OBJECTIVES: We report the Belgian Registry of 30 patients (19 women and 11 men) with hereditary haemorrhagic telangiectasia (HHT) and liver involvement.
RESULTS: Twenty-three patients (77%) were asymptomatic. Within the seven symptomatic patients (23%), four suffered from high output cardiac failure, two died before liver transplantation and one was transplanted. Three patients developed symptomatic biliary disease, two were transplanted and one was listed.
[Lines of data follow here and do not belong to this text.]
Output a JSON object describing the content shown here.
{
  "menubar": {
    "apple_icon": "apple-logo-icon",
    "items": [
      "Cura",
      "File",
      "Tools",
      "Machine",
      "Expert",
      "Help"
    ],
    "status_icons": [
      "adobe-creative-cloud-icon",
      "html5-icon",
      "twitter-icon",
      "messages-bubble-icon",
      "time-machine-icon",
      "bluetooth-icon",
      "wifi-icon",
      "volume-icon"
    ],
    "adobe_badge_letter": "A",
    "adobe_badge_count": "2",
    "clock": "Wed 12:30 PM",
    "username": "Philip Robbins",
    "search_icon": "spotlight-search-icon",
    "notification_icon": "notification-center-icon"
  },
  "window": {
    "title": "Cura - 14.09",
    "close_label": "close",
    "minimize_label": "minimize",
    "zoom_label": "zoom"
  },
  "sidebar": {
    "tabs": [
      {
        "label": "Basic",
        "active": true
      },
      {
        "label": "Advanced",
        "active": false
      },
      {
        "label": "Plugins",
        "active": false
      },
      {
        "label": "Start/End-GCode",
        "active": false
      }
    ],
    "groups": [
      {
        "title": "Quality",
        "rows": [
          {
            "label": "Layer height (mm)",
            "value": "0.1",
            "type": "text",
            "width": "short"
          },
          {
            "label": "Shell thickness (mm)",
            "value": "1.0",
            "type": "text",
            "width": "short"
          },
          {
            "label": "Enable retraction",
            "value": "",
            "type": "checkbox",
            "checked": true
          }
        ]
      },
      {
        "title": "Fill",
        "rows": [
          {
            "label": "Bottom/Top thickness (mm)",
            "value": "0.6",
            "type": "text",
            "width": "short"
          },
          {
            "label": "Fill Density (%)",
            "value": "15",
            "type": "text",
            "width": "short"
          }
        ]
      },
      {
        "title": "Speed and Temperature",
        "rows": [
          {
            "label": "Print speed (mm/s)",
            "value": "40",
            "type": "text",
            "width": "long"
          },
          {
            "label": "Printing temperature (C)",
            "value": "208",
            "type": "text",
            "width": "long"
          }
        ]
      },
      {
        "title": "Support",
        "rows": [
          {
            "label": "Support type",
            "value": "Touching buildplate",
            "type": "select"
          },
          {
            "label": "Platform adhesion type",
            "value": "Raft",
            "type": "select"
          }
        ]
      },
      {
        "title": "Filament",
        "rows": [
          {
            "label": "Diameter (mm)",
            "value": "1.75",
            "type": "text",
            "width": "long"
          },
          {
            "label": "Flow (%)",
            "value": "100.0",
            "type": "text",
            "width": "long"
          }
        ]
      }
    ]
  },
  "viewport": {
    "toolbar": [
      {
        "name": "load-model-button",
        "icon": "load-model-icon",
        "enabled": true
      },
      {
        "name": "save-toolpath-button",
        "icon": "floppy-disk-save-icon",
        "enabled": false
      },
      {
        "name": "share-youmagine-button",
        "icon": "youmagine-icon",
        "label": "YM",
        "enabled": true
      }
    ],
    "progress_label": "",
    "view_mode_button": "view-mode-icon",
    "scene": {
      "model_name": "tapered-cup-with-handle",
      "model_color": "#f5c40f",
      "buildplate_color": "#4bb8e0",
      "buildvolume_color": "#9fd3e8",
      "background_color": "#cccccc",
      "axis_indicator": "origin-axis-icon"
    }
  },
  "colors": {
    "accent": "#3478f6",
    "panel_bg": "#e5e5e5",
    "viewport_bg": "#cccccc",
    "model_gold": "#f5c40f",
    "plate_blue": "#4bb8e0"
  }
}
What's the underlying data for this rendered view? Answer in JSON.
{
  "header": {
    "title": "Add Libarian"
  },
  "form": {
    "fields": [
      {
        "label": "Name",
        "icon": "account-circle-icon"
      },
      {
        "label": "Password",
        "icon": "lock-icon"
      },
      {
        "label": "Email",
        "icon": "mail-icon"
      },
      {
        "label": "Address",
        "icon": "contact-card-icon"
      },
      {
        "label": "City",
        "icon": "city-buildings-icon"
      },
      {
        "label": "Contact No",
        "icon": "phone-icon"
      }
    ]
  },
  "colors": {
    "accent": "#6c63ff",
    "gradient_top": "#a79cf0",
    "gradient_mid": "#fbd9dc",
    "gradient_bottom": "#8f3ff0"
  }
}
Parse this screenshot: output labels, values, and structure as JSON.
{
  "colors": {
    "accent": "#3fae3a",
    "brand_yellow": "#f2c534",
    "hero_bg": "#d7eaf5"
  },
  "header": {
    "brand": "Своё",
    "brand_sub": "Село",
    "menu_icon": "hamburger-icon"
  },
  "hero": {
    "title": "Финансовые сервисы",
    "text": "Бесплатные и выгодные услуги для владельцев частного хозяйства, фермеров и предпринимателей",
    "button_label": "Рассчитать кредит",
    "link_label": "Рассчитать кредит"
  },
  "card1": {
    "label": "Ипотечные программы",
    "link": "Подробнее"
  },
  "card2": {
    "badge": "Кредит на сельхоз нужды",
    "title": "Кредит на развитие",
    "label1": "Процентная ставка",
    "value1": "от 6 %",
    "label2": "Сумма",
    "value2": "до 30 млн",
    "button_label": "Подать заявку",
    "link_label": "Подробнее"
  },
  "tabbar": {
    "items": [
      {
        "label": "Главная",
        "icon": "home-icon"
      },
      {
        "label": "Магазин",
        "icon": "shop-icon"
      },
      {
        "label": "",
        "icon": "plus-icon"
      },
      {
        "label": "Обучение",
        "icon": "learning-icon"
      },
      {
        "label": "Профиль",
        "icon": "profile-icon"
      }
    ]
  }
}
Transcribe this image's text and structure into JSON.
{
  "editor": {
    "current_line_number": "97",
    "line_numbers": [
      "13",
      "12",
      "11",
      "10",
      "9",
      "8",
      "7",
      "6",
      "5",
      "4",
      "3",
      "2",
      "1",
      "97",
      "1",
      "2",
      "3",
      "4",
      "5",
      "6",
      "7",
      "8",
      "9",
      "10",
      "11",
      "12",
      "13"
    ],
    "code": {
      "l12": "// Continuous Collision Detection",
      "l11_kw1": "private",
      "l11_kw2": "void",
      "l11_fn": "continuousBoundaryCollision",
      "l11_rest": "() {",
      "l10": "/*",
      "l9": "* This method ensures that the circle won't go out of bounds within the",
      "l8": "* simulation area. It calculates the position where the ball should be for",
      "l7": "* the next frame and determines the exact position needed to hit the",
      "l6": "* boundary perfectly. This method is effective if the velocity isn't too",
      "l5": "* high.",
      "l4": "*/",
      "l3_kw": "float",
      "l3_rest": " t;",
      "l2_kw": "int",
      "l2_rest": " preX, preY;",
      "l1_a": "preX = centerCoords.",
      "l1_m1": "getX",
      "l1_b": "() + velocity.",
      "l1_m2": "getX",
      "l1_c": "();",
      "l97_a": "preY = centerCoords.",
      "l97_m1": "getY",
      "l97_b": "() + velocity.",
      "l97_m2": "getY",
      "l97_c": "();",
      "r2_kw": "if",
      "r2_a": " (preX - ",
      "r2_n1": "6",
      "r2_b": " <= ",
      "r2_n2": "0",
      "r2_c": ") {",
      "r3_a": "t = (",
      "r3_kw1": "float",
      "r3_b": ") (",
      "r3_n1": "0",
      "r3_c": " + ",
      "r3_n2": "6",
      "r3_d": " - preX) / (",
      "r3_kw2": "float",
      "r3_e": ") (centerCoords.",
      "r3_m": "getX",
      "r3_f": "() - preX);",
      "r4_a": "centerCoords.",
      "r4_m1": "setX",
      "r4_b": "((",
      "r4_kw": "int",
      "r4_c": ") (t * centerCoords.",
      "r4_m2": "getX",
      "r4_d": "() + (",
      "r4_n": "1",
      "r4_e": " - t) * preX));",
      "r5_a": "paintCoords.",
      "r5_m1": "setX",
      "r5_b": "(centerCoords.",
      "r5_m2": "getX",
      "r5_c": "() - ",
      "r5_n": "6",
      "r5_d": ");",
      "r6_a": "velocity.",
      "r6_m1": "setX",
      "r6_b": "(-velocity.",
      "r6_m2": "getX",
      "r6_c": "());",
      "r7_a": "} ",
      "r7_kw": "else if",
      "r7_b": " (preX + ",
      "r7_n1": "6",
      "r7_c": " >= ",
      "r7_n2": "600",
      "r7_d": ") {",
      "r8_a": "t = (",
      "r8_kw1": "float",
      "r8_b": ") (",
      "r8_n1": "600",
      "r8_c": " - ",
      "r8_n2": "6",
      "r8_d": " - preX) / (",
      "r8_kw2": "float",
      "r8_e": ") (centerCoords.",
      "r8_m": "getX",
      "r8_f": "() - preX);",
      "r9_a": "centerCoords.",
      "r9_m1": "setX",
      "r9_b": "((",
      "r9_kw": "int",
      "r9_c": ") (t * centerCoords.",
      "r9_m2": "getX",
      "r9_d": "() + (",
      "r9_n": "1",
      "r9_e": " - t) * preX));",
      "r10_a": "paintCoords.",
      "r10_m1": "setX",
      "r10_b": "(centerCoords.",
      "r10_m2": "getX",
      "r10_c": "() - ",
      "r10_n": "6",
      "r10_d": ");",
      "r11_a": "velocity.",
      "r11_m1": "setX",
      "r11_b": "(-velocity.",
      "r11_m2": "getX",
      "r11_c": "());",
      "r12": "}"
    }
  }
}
Intrahepatic shunts and a large hepatic artery (6-14 mm, mean: 9.3 mm) were found in all patients and are characteristic of liver involvement. We observed a high prevalence (47%) of asymptomatic hepatic tumours with radiological and histological characteristics of focal nodular hyperplasia (FNH) for the majority of these tumours. The histological examination of the three explanted livers revealed the coexistence of a large spectrum of hepatic vascular lesions including intrahepatic shunts, FNH, nodular regenerative hyperplasia, sinusoidal dilatation and ischaemic cholangiopathy. All these lesions should be diagnosed early to avoid invasive procedures even if a liver biopsy was performed in six of our patients without complications. The liver biopsy led to the diagnosis of HHT in one patient and to FNH in another one.
CONCLUSION: Liver involvement in HHT is characterized by a high prevalence of FNH and a large spectrum of vascular lesions such as intrahepatic shunts, nodular regenerative hyperplasia, sinusoidal dilatation and ischaemic cholangiopathy that may coexist simultaneously in the same patient.